Listen to your kids’ observations about you and how your family functions. Liv has pointed out an obnoxious habit I have of saying, “I never get to do anything fun,” or “Nobody loves me!” when people don’t like my ideas for weekend plans. She says it’s not funny and seems like I’m trying to make her feel guilty. Ouch. I’d like to tell her to go to her room, but instead I have to own that she’s correct. Her observations are not always so right-on, and sometimes they are ill-timed. I’ve learned to say, “I’m not asking or feedback right now.” But I never just totally discount what she sees in me.
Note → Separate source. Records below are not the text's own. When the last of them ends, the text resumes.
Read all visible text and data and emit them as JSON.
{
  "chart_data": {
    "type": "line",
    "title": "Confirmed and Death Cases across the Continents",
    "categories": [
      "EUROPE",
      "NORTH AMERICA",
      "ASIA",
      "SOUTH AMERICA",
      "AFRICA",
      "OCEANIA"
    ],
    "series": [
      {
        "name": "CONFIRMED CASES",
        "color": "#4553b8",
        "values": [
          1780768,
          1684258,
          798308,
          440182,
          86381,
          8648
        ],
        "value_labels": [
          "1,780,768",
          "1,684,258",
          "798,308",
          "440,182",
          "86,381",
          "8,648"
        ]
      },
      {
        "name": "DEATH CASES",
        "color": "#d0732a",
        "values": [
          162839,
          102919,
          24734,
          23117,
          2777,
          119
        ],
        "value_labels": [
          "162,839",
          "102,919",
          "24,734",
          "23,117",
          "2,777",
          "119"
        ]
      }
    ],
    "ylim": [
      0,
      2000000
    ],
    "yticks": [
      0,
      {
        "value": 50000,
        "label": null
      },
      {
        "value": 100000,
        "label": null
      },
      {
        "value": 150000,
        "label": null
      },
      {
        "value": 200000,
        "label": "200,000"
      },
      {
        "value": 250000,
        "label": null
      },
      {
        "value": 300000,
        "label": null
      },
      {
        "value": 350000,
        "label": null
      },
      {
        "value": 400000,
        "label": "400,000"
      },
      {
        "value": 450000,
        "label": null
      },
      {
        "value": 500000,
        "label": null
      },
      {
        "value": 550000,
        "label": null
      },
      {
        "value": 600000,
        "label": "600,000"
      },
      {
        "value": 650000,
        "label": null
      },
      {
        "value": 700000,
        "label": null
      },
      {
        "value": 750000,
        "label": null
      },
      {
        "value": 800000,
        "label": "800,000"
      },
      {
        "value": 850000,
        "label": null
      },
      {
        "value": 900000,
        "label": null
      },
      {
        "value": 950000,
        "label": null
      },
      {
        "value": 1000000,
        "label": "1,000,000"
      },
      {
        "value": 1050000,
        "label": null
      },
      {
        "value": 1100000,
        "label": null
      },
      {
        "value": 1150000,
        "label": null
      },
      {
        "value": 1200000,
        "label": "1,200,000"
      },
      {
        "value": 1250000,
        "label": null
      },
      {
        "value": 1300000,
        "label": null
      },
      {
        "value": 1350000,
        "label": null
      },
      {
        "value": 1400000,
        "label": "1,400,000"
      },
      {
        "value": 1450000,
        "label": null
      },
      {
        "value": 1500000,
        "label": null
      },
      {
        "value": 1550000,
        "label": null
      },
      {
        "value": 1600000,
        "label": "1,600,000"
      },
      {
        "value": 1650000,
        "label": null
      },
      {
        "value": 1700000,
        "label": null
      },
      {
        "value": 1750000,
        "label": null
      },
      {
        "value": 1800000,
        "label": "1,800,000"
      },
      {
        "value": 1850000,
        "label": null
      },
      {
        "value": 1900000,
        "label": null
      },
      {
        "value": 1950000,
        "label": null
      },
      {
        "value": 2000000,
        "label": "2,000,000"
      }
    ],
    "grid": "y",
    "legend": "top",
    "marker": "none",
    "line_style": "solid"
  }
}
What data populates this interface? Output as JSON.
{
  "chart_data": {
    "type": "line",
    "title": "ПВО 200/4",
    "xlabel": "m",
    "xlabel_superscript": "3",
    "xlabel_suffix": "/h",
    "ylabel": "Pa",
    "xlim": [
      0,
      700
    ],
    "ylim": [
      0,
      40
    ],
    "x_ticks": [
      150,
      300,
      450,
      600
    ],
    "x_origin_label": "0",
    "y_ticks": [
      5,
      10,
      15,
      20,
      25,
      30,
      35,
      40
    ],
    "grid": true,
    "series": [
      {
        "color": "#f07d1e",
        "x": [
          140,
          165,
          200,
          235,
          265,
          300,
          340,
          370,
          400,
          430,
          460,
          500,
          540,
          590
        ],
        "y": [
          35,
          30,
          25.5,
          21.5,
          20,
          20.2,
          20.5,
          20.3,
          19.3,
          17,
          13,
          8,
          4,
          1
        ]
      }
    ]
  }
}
Don’t force them to “love” people just because they are family. Don’t force intimate relationships or proximity with your friends if your kids don’t like them. I know this sounds harsh, but ignoring our kids’ instincts about adults is one of the ways abuse happens. Over 90% of child victims know their offender, with almost half of the offenders being a family member. (Source: meganslaw.ca.gov). We want our kids to trust their radar. If they don’t feel safe spending the night at Aunt Amy’s, don’t make them. If they don’t want to sit next to Uncle Bob because he drinks too much, validate that! “You’re right, Uncle Bob can be hard to be around when he’s drinking. Come sit by me instead.”
Acknowledge the loss of family members due to death, divorce or other relationship conflicts. Our girls have lost an aunt on one side and an uncle on another in our siblings’ divorces. Painful though this is, we don’t pretend like those people never existed, wipe our fun memories of them out of our family remembrances, or fail to acknowledge painful circumstances around their breakups.
In closing, keep two primary goals in mind as you raise kids “in accordance with reality’”
One: You are helping your kids have accurate perceptions and protective instincts, which will increase their emotional and physical safety in the world.
Two: You are reducing their risk of mental health and mood disorders. When we make children doubt their perception of reality, illness ensues. When we teach a child that her perceptions are trustworthy, their mind actually becomes more trustworthy. What a beautiful legacy of love to pass on.
Bonus read: Here's a good working definition of gaslighting, which I've written a lot about in the last couple of weeks. From https://www.medicalnewstoday.com/articles/long-term-effects-of-gaslighting
Examples of gaslighting
Countering: This tactic involves an abusive person questioning someone’s memory of events, even though they have remembered them correctly.
Withholding: This describes someone who pretends not to understand something, or who refuses to listen.
Forgetting: This involves an abusive person pretending they have forgotten something, or denying that something happened.
Trivializing: This refers to an abusive person making someone’s concerns or feelings seem unimportant or irrational.
Diverting: This technique occurs when an abusive person changes the subject, or focuses on the credibility of what someone is saying rather than the content. Some people also call it “blocking.”